Messaggi anche da Alleanza Verdi-Sinistra. “Oggi Franceschini ha dato a tutti noi una lezione di coraggio e di grande forza pur nella fragilità con cui deve misurarsi quotidianamente. Grazie Dario”, afferma Nicola Fratoianni. Per Angelo Bonelli “la dignità e il coraggio con cui sta affrontando la malattia, scegliendo di condividere anche le proprie fragilità, sono un messaggio prezioso per chi vive la stessa sofferenza. Il suo invito a non isolarsi ci riguarda tutti: nessuno deve essere lasciato solo nella malattia”.

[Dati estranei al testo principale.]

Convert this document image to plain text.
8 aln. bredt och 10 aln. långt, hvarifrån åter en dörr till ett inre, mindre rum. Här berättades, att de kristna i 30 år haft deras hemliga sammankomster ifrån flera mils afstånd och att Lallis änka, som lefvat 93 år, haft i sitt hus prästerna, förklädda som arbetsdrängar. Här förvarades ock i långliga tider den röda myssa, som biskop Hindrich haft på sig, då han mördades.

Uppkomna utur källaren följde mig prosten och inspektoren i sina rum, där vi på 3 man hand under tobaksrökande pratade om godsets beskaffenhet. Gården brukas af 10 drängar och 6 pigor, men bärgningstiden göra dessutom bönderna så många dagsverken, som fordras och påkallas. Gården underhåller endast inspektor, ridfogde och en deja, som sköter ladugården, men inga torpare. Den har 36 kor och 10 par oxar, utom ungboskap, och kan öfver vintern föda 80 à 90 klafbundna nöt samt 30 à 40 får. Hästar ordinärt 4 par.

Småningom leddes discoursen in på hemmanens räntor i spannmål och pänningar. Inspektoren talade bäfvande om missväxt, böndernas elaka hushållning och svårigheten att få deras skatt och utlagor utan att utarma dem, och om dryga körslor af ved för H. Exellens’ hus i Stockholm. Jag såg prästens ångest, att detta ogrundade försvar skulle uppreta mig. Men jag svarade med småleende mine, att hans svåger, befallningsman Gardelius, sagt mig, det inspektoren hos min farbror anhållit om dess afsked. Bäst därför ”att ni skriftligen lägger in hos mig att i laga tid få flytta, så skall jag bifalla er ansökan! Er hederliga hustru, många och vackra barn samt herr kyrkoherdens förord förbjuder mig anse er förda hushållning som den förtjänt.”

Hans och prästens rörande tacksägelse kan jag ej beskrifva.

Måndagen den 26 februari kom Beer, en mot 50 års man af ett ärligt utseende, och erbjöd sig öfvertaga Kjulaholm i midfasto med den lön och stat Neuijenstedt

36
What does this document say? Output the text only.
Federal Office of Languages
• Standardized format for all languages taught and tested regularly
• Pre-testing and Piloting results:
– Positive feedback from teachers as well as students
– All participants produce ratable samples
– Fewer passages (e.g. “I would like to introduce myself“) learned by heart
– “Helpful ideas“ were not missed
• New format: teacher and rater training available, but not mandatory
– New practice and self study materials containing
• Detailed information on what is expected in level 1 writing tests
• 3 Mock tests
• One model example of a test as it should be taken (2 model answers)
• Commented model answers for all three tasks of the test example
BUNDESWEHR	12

“Io gli sono grato, da amico ma prima ancora che da uomo, per aver condiviso le paure e la bellezza della sua nuova vita”, scrive Matteo Renzi nella enews aggiungendo: “Anche se convive con una malattia difficile, Franceschini è in questo momento – come quasi sempre, peraltro – il parlamentare più lucido di tutti nella lettura della situazione politica. Il fatto che la malattia crei qualche problema al suo fisico non toglie nulla al fatto che Dario è in una forma straordinaria dal punto di vista mentale e dell’analisi politica”. “Grazie per il coraggio. Grazie per la passione, siamo tutti con te. Forza Dario”, scrive su X il l’ex premier Enrico Letta. “La nostra vicinanza a Dario. Mio nonno, Luigi Comencini, ha sviluppato il Parkinson molto presto. Con forza, determinazione e tante cure da parte di tutta la famiglia è riuscito a girare film fino a tardissimo. Un abbraccio grande”, commenta su X il leader di Azione, Carlo Calenda.
“Le parole con cui oggi Dario Franceschini – collega parlamentare che conosco da trent’anni e ho sempre stimato umanamente e politicamente, pur avendo idee diverse – ha annunciato la sua malattia mi hanno colpito in maniera particolare, anche personale”, afferma il senatore della Lega Roberto Calderoli: “Nel 2013 – ricorda il leghista . ho reso pubblica la mia malattia, la mia battaglia, lunga, iniziata un anno prima, contro un difficile tumore, battaglia poi proseguita negli anni, con altri problemi successivi, con una quotidianità ovviamente stravolta da cure, operazioni, medicine e tutto il resto. Ho apprezzato il coraggio e la dignità mostrate da Franceschini, cui rivolgo tutta la mia solidarietà e vicinanza, come le ho apprezzate mesi fa quando l’altro collega senatore Franco Mirabelli aveva annunciato a sua volta di combattere una battaglia contro un’altra terribile malattia: parlarne in pubblico aiuta ad accendere un faro mediatico sulla ricerca, sulla necessità di fare sempre di più per aiutare chi lavora per sconfiggere queste patologie e per sostenere chi ne è colpito. E chi ne parla, chi si espone, come ho fatto io tredici anni fa, come hanno fatto Mirabelli e Franceschini, aiuta tutti gli altri malati, che non hanno una ribalta pubblica e non possono raccontare a un’ampia platea le difficoltà, le sofferenze, le paure, la quotidianità stravolta. Forza Dario, ti sono vicino”, conclude.